Tech Solutions For Telehealth Wound Care (infographic)

COVID-19 has pulled the rug out from under us. Every aspect of our daily lives, from how we eat to how we go to work and school has changed. For many people living with a chronic health condition, the way they get medical care is also changing. Many of us are under orders not to go to the doctor unless it’s a life threatening emergency. But what if you have a chronic condition that needs to be managed? Is that a life threatening emergency? Unfortunately in many places the answer is no. Can telehealth save the day?

What Is Telehealth?

Under ordinary circumstances, communicating with a healthcare provider would need to be done through a HIPAA compliant platform. Because of the pandemic limiting travel and in-person meetings such as doctor and dentist appointments, the rules of HIPPA have been relaxed to accommodate new ways of meeting healthcare needs in a rapidly changing world. Telehealth options give physicians and other medical providers the opportunity to meet patients where they are, meaning they can communicate with patients any way that a patient is willing and able to do so. This includes social media messaging tools, video conferencing tools, and more.

Telehealth has turned out to be a great way to stay up-to-date on well checks, medication checks, and especially therapy. As more people than ever are suffering from the trauma caused by the pandemic, counselors are able to use telehealth to connect with people for whom therapy has been too difficult an option. Even Medicare and Medicaid are supporting payments for teletherapy options right now.

Unfortunately telemedicine is more of a stopgap measure than the future of medicine. There are some things that need to be seen in person in order to make the correct diagnosis, so telemedicine might not be the best thing in the long run. But for now, advances are being made in many sectors of telemedicine that could make it more viable in the future, and one of these areas is in telemedicine wound care.

Why Is Wound Care Important?

Chronic health conditions like diabetes, cancer, HIV/AIDS, and more can make patients more susceptible to COVID-19, but they can also make it harder for wounds to heal, leaving patients at risk of developing complications from simple wounds. With diabetes patients, simple wounds can lead to amputations if the wound isn’t treated correctly and monitored. Wounds that aren’t monitored can also become infected or grow deeper and larger in size, which can lead to further complications.

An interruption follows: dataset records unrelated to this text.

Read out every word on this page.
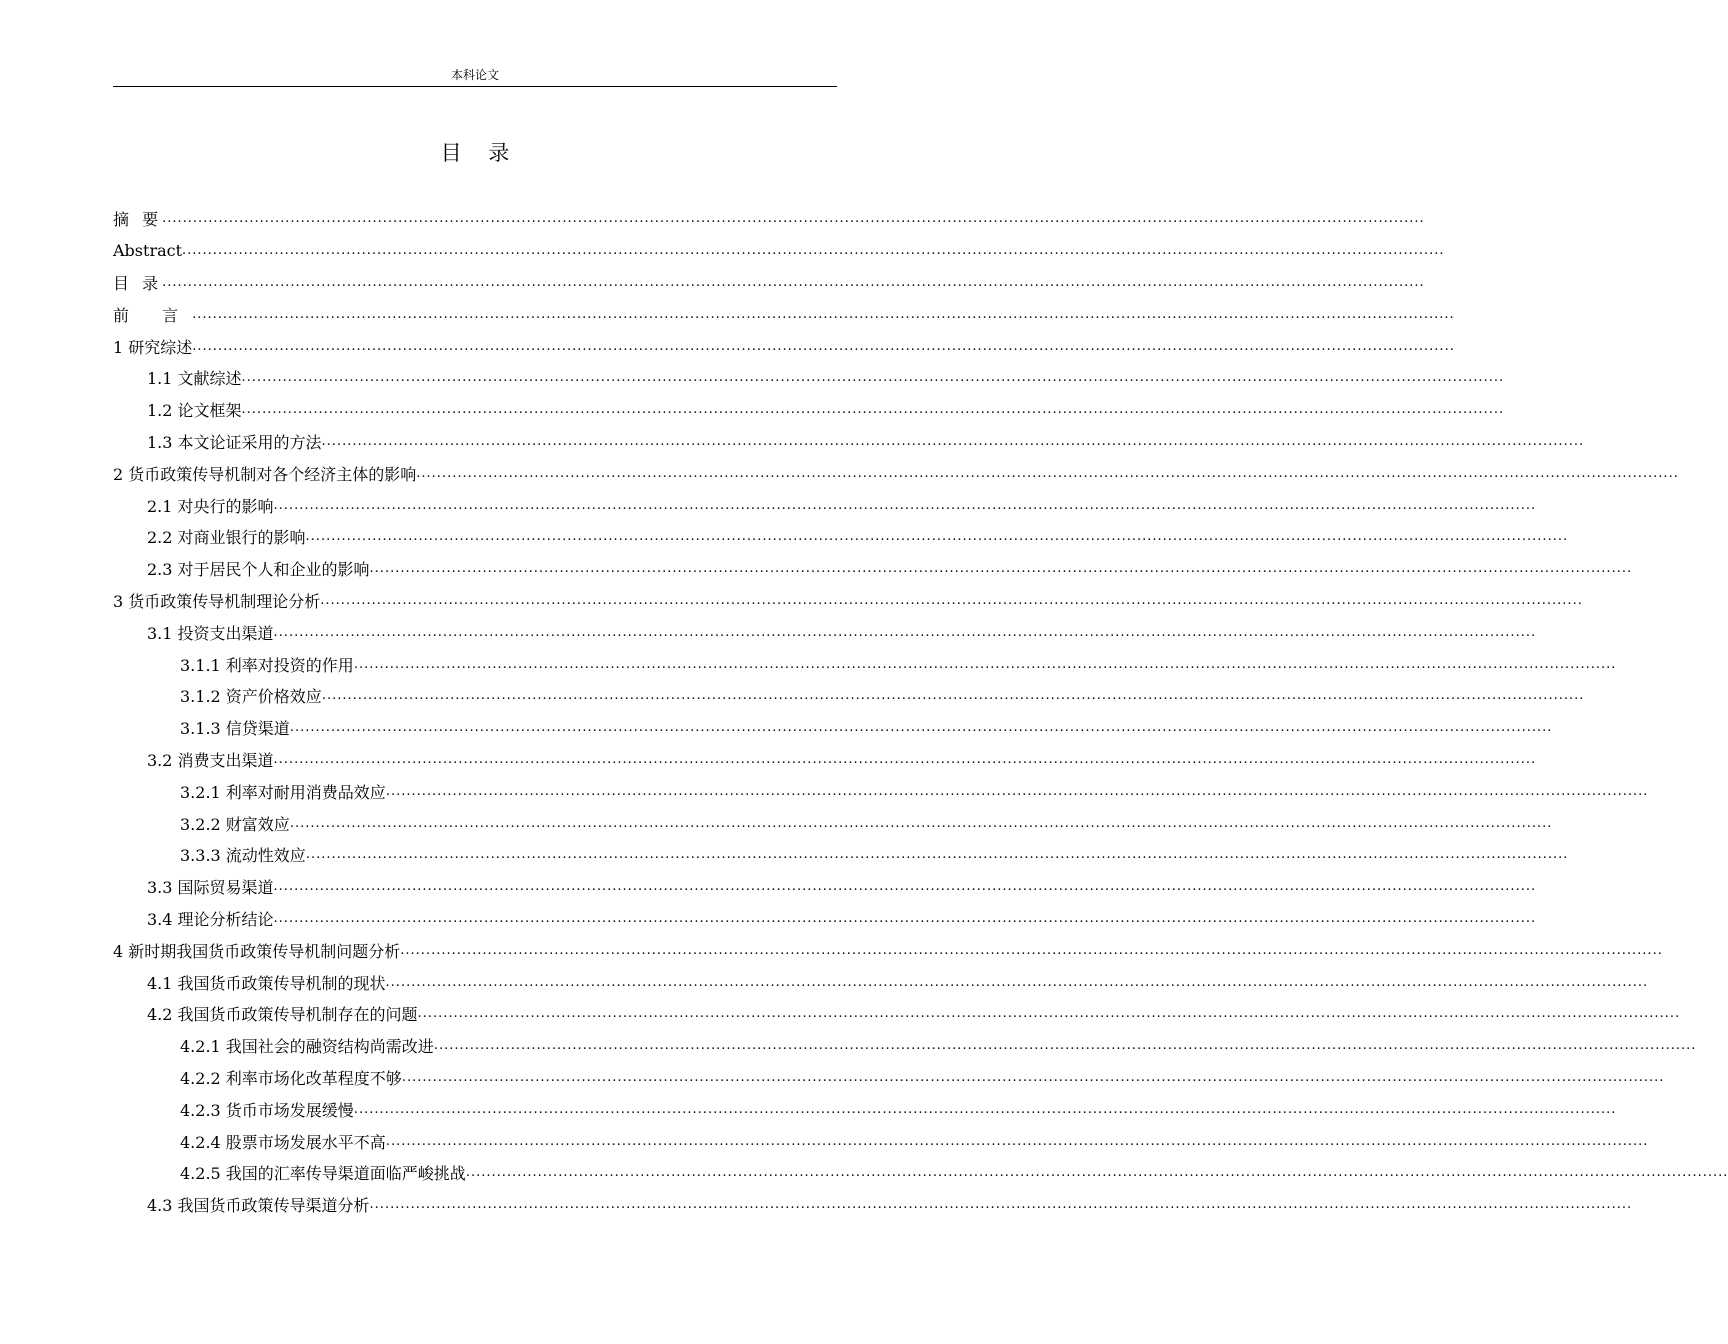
本科论文
目 录
摘 要 ......................................................................................................................................................................................................................................................
Abstract ......................................................................................................................................................................................................................................................
目 录 ......................................................................................................................................................................................................................................................
前 言 ......................................................................................................................................................................................................................................................
1 研究综述 ......................................................................................................................................................................................................................................................
1.1 文献综述 ......................................................................................................................................................................................................................................................
1.2 论文框架 ......................................................................................................................................................................................................................................................
1.3 本文论证采用的方法 ......................................................................................................................................................................................................................................................
2 货币政策传导机制对各个经济主体的影响 ......................................................................................................................................................................................................................................................
2.1 对央行的影响 ......................................................................................................................................................................................................................................................
2.2 对商业银行的影响 ......................................................................................................................................................................................................................................................
2.3 对于居民个人和企业的影响 ......................................................................................................................................................................................................................................................
3 货币政策传导机制理论分析 ......................................................................................................................................................................................................................................................
3.1 投资支出渠道 ......................................................................................................................................................................................................................................................
3.1.1 利率对投资的作用 ......................................................................................................................................................................................................................................................
3.1.2 资产价格效应 ......................................................................................................................................................................................................................................................
3.1.3 信贷渠道 ......................................................................................................................................................................................................................................................
3.2 消费支出渠道 ......................................................................................................................................................................................................................................................
3.2.1 利率对耐用消费品效应 ......................................................................................................................................................................................................................................................
3.2.2 财富效应 ......................................................................................................................................................................................................................................................
3.3.3 流动性效应 ......................................................................................................................................................................................................................................................
3.3 国际贸易渠道 ......................................................................................................................................................................................................................................................
3.4 理论分析结论 ......................................................................................................................................................................................................................................................
4 新时期我国货币政策传导机制问题分析 ......................................................................................................................................................................................................................................................
4.1 我国货币政策传导机制的现状 ......................................................................................................................................................................................................................................................
4.2 我国货币政策传导机制存在的问题 ......................................................................................................................................................................................................................................................
4.2.1 我国社会的融资结构尚需改进 ......................................................................................................................................................................................................................................................
4.2.2 利率市场化改革程度不够 ......................................................................................................................................................................................................................................................
4.2.3 货币市场发展缓慢 ......................................................................................................................................................................................................................................................
4.2.4 股票市场发展水平不高 ......................................................................................................................................................................................................................................................
4.2.5 我国的汇率传导渠道面临严峻挑战 ......................................................................................................................................................................................................................................................
4.3 我国货币政策传导渠道分析 ......................................................................................................................................................................................................................................................
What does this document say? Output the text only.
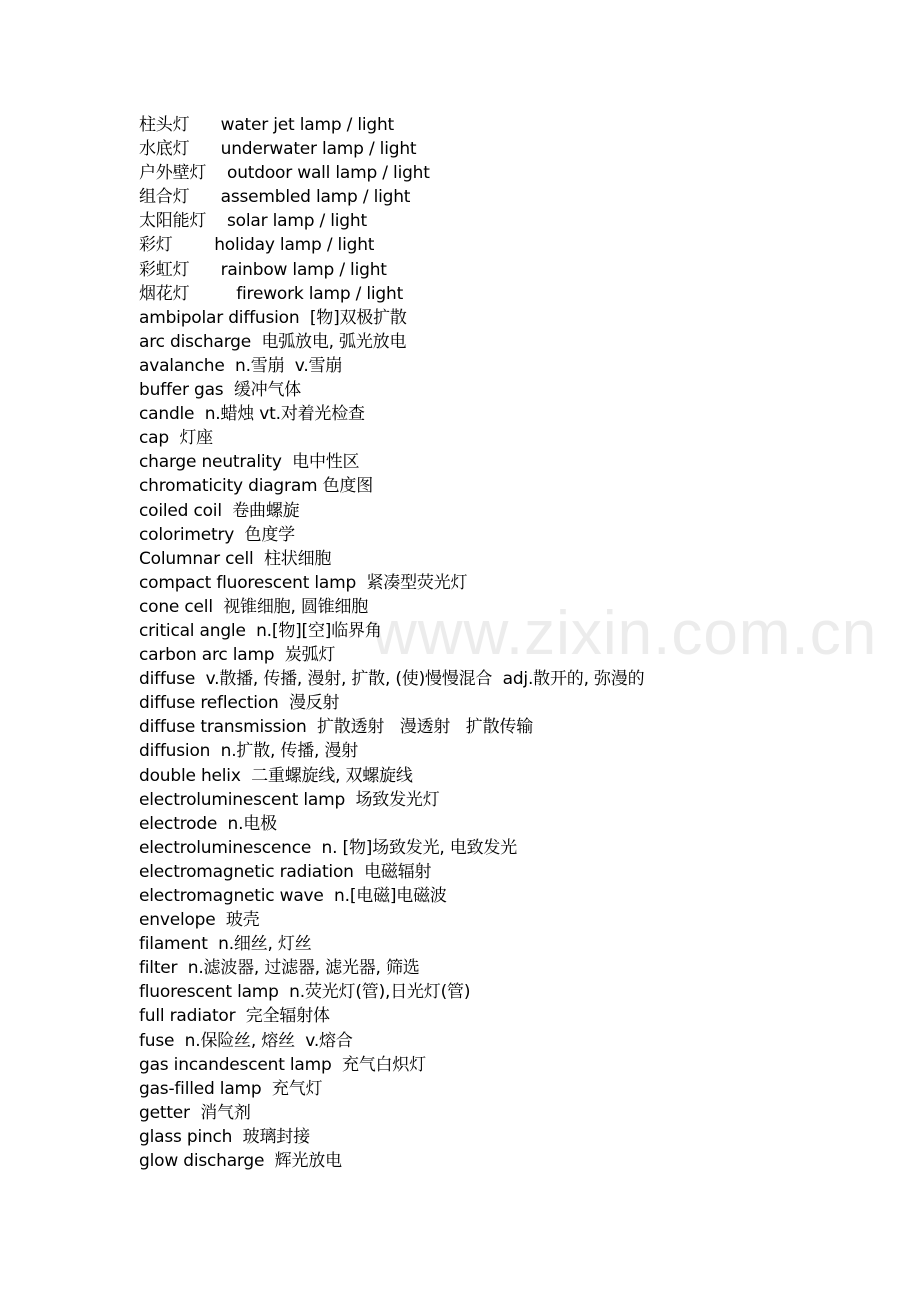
www.zixin.com.cn
柱头灯      water jet lamp / light
水底灯      underwater lamp / light
户外壁灯    outdoor wall lamp / light
组合灯      assembled lamp / light
太阳能灯    solar lamp / light
彩灯        holiday lamp / light
彩虹灯      rainbow lamp / light
烟花灯         firework lamp / light
ambipolar diffusion  [物]双极扩散
arc discharge  电弧放电, 弧光放电
avalanche  n.雪崩  v.雪崩
buffer gas  缓冲气体
candle  n.蜡烛 vt.对着光检查
cap  灯座
charge neutrality  电中性区
chromaticity diagram 色度图
coiled coil  卷曲螺旋
colorimetry  色度学
Columnar cell  柱状细胞
compact fluorescent lamp  紧凑型荧光灯
cone cell  视锥细胞, 圆锥细胞
critical angle  n.[物][空]临界角
carbon arc lamp  炭弧灯
diffuse  v.散播, 传播, 漫射, 扩散, (使)慢慢混合  adj.散开的, 弥漫的
diffuse reflection  漫反射
diffuse transmission  扩散透射   漫透射   扩散传输
diffusion  n.扩散, 传播, 漫射
double helix  二重螺旋线, 双螺旋线
electroluminescent lamp  场致发光灯
electrode  n.电极
electroluminescence  n. [物]场致发光, 电致发光
electromagnetic radiation  电磁辐射
electromagnetic wave  n.[电磁]电磁波
envelope  玻壳
filament  n.细丝, 灯丝
filter  n.滤波器, 过滤器, 滤光器, 筛选
fluorescent lamp  n.荧光灯(管),日光灯(管)
full radiator  完全辐射体
fuse  n.保险丝, 熔丝  v.熔合
gas incandescent lamp  充气白炽灯
gas-filled lamp  充气灯
getter  消气剂
glass pinch  玻璃封接
glow discharge  辉光放电
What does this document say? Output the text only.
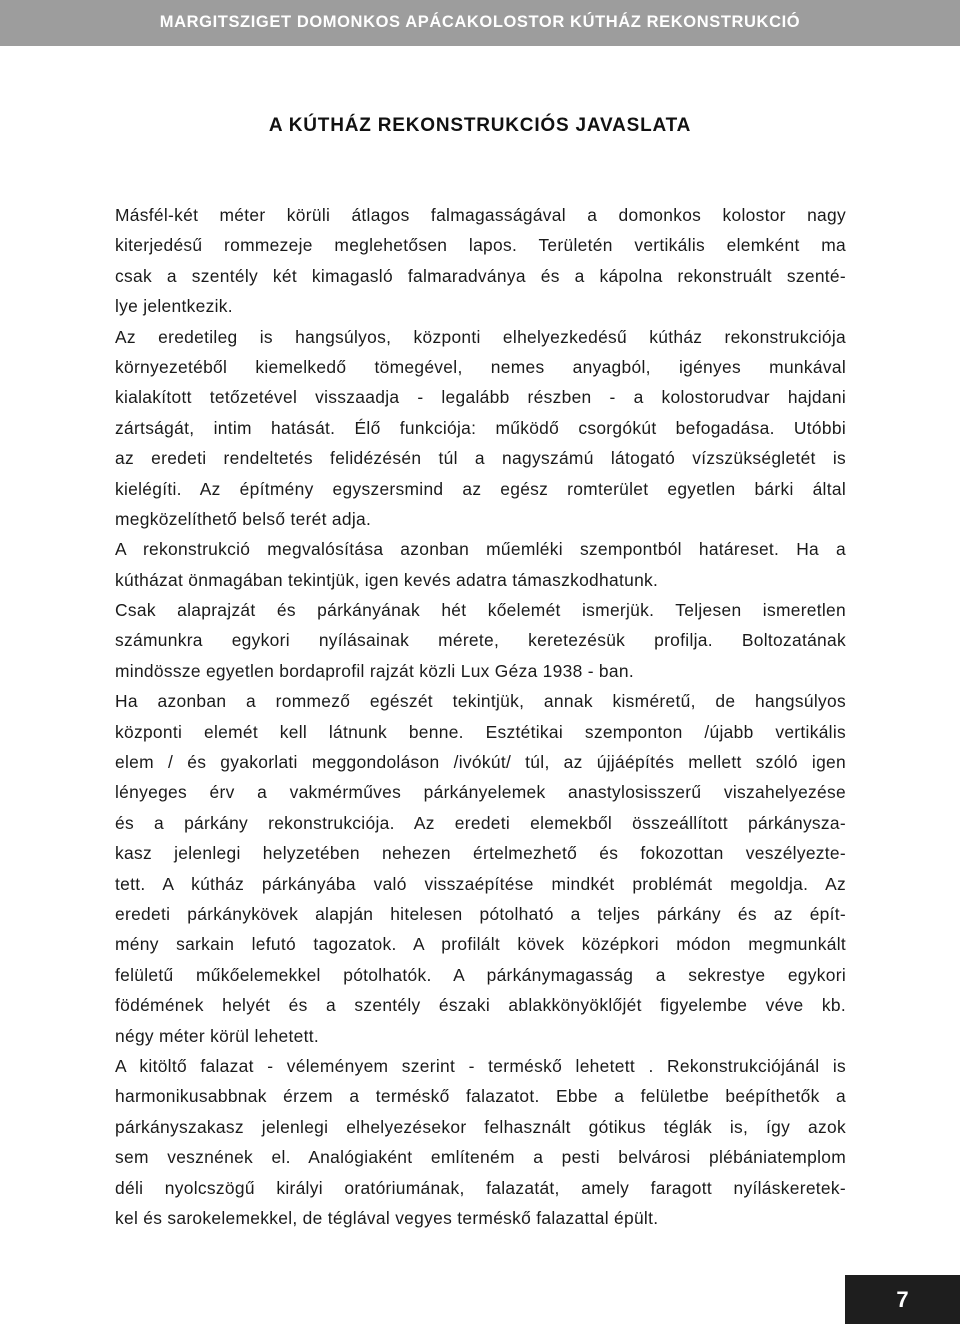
MARGITSZIGET DOMONKOS APÁCAKOLOSTOR KÚTHÁZ REKONSTRUKCIÓ
A KÚTHÁZ REKONSTRUKCIÓS JAVASLATA
Másfél-két méter körüli átlagos falmagasságával a domonkos kolostor nagy
kiterjedésű rommezeje meglehetősen lapos. Területén vertikális elemként ma
csak a szentély két kimagasló falmaradványa és a kápolna rekonstruált szenté-
lye jelentkezik.
Az eredetileg is hangsúlyos, központi elhelyezkedésű kútház rekonstrukciója
környezetéből kiemelkedő tömegével, nemes anyagból, igényes munkával
kialakított tetőzetével visszaadja - legalább részben - a kolostorudvar hajdani
zártságát, intim hatását. Élő funkciója: működő csorgókút befogadása. Utóbbi
az eredeti rendeltetés felidézésén túl a nagyszámú látogató vízszükségletét is
kielégíti. Az építmény egyszersmind az egész romterület egyetlen bárki által
megközelíthető belső terét adja.
A rekonstrukció megvalósítása azonban műemléki szempontból határeset. Ha a
kútházat önmagában tekintjük, igen kevés adatra támaszkodhatunk.
Csak alaprajzát és párkányának hét kőelemét ismerjük. Teljesen ismeretlen
számunkra egykori nyílásainak mérete, keretezésük profilja. Boltozatának
mindössze egyetlen bordaprofil rajzát közli Lux Géza 1938 - ban.
Ha azonban a rommező egészét tekintjük, annak kisméretű, de hangsúlyos
központi elemét kell látnunk benne. Esztétikai szemponton /újabb vertikális
elem / és gyakorlati meggondoláson /ivókút/ túl, az újjáépítés mellett szóló igen
lényeges érv a vakmérműves párkányelemek anastylosisszerű viszahelyezése
és a párkány rekonstrukciója. Az eredeti elemekből összeállított párkánysza-
kasz jelenlegi helyzetében nehezen értelmezhető és fokozottan veszélyezte-
tett. A kútház párkányába való visszaépítése mindkét problémát megoldja. Az
eredeti párkánykövek alapján hitelesen pótolható a teljes párkány és az épít-
mény sarkain lefutó tagozatok. A profilált kövek középkori módon megmunkált
felületű műkőelemekkel pótolhatók. A párkánymagasság a sekrestye egykori
födémének helyét és a szentély északi ablakkönyöklőjét figyelembe véve kb.
négy méter körül lehetett.
A kitöltő falazat - véleményem szerint - terméskő lehetett . Rekonstrukciójánál is
harmonikusabbnak érzem a terméskő falazatot. Ebbe a felületbe beépíthetők a
párkányszakasz jelenlegi elhelyezésekor felhasznált gótikus téglák is, így azok
sem vesznének el. Analógiaként említeném a pesti belvárosi plébániatemplom
déli nyolcszögű királyi oratóriumának, falazatát, amely faragott nyíláskeretek-
kel és sarokelemekkel, de téglával vegyes terméskő falazattal épült.
7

The patient populations most likely to be suffering from wounds that need specialized attention are those that are in retirement communities, nursing homes, assisted living, skilled nursing, home health, and similar situations. Because these are often the same populations that are more susceptible to COVID-19, outside specialists aren’t being allowed in at the same time they aren’t being allowed out except in the case of a dire emergency. This can be a recipe for disaster if wounds aren’t properly attended to during these difficult times.

How Telehealth Is Revolutionizing Wound Care

Advances in technology have made telehealth wound care not only possible, but also stronger, better, and more accurate. While ordinary smartphone cameras would have difficulty capturing accurate information about depth and color of wounds, which are information about whether they are healing or getting worse, new advances make it possible to get this crucial information right. There’s no need to expose these patients to the threat of contracting the virus in an outpatient treatment facility in order to get the care they need. Instead, telehealth cna help bring lifesaving care to patients who aren’t able to leave their homes.